The mid-2000s saw the team's competitiveness gradually erode as rivals Citroën and Ford fielded more advanced machinery. Solberg remained competitive, finishing second in the drivers' standings in 2004 with five wins, but Subaru could no longer challenge consistently for manufacturers' honours, finishing third or fourth in subsequent seasons.

Chris Atkinson joined as second driver from 2005 onwards, providing solid points-scoring results including a string of podiums in 2008. However, no outright wins were recorded in 2006 or 2007 — a drought that team director Richard Taylor publicly acknowledged as deeply disappointing.

On 16 December 2008, Fuji Heavy Industries announced that Subaru would withdraw from the World Rally Championship at the end of the season. The decision cited the 2008 global financial crisis as the primary driver, though the company also stated it had achieved its sporting and marketing objectives. Team manager Paul Howarth denied that forthcoming WRC technical regulation changes for 2010, or any deterioration in the Prodrive relationship, had influenced the decision.

The Subaru World Rally Team is credited with significantly raising the global profile of the Subaru Impreza road car, particularly its symmetrical all-wheel drive system. The blue-and-yellow Impreza became one of the most recognisable rally cars ever produced and remains a cultural touchstone in rallying. Prodrive's technical stewardship under David Lapworth and later Paul Howarth produced consistent innovation, from the electronically controlled paddle-shift WRC99 to increasingly refined aerodynamic packages across the Impreza lineage.

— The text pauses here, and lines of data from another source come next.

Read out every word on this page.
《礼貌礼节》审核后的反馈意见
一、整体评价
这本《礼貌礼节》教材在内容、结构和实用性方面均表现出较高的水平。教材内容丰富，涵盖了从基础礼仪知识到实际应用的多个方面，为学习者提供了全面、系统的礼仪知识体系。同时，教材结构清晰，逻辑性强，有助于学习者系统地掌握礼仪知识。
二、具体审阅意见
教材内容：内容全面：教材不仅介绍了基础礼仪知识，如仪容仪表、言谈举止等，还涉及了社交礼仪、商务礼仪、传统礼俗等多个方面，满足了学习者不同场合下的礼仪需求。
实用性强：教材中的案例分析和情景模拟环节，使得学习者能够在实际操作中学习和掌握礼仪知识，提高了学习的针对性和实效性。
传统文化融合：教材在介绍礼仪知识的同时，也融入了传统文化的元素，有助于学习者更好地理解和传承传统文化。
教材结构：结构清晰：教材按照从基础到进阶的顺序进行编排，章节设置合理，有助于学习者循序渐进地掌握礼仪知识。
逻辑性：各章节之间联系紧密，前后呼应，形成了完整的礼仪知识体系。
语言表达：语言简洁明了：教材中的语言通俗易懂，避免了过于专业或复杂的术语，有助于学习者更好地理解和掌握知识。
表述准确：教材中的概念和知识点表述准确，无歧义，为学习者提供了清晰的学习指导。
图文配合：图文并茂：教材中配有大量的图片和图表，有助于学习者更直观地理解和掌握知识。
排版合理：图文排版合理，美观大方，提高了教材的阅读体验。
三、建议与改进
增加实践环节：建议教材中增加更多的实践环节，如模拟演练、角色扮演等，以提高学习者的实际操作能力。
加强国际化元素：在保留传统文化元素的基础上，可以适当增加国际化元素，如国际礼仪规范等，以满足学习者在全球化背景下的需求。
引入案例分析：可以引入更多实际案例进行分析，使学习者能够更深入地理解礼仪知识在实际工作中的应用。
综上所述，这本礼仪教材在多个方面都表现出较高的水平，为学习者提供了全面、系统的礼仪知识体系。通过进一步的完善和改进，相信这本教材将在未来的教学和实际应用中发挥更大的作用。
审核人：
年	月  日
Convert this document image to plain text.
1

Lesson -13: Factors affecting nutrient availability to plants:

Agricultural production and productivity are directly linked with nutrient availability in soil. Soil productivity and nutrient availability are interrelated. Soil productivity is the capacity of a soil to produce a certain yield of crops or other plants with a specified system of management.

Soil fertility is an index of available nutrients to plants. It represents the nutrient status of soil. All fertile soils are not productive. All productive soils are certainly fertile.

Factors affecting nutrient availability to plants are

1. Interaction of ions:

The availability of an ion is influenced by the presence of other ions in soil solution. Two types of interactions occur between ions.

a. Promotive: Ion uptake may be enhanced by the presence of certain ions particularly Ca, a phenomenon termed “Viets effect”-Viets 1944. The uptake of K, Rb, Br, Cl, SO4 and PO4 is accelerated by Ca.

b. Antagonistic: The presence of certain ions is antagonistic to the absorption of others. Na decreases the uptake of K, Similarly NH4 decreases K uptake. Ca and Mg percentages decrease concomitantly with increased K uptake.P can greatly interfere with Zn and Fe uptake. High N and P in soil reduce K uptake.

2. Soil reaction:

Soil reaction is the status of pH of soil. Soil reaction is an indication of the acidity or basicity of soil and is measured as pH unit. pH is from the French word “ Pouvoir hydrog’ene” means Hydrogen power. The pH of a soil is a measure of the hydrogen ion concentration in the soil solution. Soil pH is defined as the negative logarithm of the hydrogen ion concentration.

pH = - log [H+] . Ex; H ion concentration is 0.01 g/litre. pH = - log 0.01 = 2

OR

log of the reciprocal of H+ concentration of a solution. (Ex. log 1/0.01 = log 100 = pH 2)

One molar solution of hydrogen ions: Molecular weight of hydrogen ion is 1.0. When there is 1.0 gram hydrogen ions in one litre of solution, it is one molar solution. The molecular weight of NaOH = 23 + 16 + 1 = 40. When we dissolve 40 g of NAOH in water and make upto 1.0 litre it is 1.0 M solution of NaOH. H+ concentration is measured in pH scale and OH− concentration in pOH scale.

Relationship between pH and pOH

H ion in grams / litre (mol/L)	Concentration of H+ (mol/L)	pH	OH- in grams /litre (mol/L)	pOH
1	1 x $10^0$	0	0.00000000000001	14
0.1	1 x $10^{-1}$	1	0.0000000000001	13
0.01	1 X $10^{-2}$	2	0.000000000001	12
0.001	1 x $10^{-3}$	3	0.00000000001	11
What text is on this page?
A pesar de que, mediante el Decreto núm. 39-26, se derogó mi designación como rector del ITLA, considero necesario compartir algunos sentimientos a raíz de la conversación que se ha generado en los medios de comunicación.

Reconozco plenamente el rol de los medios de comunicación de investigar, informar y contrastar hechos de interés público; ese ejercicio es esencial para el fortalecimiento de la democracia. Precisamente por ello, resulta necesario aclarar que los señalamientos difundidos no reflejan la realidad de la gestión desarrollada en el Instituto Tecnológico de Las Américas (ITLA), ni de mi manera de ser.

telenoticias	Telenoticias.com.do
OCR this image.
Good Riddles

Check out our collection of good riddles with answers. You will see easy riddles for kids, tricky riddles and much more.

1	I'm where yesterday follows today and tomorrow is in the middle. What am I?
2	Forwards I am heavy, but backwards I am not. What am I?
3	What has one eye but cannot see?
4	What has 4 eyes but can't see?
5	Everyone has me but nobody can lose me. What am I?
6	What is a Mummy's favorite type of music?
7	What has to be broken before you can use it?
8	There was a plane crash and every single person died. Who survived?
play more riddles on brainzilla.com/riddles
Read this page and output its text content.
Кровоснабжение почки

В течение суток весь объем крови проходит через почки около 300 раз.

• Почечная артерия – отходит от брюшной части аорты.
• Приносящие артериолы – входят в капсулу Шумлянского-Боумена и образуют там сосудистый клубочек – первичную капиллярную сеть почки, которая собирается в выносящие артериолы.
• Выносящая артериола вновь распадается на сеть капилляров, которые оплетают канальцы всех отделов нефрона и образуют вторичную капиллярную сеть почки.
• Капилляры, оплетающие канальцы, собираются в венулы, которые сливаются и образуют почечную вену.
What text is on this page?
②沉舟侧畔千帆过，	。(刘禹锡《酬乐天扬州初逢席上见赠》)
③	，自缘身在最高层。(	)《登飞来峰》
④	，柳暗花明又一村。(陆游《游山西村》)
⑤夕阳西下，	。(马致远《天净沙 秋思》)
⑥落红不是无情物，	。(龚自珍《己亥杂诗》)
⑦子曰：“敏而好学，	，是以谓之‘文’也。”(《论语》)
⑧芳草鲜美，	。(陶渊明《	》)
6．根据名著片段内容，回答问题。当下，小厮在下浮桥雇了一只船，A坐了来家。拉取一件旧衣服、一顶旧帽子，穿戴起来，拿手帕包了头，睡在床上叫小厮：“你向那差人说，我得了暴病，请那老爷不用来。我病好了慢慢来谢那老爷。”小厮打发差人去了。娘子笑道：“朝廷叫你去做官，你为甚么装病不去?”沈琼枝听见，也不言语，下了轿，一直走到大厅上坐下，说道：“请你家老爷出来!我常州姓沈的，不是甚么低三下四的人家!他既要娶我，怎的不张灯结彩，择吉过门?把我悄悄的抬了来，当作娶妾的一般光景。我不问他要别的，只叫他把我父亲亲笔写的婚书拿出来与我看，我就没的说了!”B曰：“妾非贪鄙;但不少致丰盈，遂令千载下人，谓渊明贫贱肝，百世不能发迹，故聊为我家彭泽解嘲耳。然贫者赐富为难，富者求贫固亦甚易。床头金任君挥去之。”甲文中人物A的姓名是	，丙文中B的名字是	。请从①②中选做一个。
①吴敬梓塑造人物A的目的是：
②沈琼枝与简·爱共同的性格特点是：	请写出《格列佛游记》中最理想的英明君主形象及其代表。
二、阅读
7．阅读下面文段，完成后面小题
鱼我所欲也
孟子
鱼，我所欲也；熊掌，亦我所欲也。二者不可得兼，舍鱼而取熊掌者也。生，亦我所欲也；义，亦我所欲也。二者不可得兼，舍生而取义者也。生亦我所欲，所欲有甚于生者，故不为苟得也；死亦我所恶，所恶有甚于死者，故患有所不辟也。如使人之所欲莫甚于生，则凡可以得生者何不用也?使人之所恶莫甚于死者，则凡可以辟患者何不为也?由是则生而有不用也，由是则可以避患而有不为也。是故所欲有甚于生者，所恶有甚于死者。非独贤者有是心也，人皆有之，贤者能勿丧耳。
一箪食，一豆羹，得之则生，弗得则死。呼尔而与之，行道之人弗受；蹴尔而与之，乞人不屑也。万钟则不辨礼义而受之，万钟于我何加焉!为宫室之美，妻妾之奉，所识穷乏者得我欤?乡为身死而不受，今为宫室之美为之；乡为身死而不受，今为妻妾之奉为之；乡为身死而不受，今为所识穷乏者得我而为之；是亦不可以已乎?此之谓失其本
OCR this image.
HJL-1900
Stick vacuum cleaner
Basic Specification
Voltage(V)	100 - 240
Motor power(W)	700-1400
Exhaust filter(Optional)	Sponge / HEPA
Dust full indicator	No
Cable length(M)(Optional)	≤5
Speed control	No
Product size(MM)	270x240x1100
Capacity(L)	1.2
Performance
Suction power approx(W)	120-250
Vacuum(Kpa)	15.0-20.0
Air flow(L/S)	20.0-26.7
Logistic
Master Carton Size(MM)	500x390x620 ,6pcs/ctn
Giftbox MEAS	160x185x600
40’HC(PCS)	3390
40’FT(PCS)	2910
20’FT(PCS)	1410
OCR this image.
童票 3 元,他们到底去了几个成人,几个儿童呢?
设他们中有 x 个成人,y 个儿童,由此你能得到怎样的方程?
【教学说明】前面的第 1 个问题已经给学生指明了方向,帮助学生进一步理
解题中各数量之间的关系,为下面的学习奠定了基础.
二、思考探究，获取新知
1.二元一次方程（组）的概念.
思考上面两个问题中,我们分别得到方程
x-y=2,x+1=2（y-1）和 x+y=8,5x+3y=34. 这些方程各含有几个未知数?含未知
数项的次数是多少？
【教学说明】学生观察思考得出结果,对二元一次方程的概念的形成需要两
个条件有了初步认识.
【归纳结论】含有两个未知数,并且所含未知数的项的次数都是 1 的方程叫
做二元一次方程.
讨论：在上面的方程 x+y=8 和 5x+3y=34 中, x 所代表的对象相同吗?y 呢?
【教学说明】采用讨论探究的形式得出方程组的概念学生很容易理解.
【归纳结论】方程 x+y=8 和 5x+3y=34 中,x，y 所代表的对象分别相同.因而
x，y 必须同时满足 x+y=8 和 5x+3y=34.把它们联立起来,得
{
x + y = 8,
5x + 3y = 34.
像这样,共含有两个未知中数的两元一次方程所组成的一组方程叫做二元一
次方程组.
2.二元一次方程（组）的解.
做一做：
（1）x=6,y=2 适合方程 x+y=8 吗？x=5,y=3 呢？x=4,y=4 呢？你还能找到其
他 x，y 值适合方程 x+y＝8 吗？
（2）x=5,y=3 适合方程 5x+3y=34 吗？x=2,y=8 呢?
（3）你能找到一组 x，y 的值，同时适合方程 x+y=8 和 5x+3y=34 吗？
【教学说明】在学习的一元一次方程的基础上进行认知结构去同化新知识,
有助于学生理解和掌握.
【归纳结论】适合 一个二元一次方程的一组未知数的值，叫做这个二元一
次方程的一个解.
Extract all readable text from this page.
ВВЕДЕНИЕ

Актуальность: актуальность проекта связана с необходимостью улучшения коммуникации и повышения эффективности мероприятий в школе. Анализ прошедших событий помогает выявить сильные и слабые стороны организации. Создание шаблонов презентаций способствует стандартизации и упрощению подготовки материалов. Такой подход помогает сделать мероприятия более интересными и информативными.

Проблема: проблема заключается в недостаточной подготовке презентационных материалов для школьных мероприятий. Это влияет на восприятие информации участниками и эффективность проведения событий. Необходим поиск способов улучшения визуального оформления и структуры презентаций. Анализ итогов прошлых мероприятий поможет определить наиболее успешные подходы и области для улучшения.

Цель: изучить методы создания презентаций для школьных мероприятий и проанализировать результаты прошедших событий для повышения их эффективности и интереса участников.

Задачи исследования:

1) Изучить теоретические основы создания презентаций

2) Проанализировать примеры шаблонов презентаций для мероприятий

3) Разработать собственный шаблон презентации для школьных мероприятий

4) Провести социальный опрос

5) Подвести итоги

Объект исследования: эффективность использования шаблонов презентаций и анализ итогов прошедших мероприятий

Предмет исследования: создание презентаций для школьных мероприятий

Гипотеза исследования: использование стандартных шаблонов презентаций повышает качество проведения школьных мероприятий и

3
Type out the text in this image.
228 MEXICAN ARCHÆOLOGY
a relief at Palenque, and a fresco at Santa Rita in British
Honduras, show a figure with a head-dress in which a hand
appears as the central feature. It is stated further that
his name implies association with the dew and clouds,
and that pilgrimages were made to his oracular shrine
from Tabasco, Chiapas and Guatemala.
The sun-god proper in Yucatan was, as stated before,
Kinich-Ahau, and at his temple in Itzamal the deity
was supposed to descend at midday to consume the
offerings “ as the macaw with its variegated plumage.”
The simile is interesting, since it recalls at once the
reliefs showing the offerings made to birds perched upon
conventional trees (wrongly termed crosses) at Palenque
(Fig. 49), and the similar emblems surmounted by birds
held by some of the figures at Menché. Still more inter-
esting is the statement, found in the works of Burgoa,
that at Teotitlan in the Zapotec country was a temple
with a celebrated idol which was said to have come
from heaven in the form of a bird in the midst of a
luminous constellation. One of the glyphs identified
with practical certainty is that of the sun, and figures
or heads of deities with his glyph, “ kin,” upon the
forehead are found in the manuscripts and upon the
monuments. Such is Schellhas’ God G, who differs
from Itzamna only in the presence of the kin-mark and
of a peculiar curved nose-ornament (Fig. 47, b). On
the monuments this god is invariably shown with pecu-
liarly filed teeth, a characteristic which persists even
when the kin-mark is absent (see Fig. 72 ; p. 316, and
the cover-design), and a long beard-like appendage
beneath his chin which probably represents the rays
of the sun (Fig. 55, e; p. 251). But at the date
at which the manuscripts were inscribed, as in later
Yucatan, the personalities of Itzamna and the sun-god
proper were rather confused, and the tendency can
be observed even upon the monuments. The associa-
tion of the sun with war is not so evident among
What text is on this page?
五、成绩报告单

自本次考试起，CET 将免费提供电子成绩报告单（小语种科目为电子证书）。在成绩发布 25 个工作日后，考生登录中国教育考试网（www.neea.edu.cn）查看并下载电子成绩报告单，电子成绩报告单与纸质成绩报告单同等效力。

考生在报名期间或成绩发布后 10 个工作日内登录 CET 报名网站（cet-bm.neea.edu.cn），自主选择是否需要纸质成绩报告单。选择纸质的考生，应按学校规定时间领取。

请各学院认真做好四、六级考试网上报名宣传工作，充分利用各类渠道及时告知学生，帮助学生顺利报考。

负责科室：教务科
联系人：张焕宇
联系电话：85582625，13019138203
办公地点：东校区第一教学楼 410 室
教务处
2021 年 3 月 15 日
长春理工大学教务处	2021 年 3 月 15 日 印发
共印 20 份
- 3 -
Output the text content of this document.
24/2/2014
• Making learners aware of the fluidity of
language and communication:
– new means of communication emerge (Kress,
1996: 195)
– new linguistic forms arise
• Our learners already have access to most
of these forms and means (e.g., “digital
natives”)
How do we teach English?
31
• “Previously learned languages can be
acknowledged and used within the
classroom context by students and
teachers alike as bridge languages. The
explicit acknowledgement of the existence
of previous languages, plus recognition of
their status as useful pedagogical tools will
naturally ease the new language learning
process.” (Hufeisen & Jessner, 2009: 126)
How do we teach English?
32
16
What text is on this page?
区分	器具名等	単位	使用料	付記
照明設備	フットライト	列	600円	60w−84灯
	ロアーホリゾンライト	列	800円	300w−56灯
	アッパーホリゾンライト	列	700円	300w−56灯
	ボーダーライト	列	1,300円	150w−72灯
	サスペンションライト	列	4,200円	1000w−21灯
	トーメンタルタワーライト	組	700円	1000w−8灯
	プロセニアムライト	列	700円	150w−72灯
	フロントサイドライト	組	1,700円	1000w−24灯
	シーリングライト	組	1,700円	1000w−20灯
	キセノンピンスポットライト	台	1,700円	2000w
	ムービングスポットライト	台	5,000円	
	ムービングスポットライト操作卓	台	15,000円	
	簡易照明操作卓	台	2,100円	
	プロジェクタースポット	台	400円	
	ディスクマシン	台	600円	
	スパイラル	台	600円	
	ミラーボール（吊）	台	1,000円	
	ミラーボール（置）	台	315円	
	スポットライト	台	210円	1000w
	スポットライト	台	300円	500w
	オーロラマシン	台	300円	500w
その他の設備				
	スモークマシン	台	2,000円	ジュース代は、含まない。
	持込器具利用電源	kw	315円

The team gave championship-winning careers to three drivers — Colin McRae, Richard Burns, and Petter Solberg — each of whom defined an era of WRC competition. Richard Burns died of cancer in November 2005, having been unable to return to the team after a brain tumour diagnosis in late 2003. His legacy, along with those of McRae and Solberg, remains inseparable from the Subaru programme and from the sport's late-1990s and early-2000s golden period.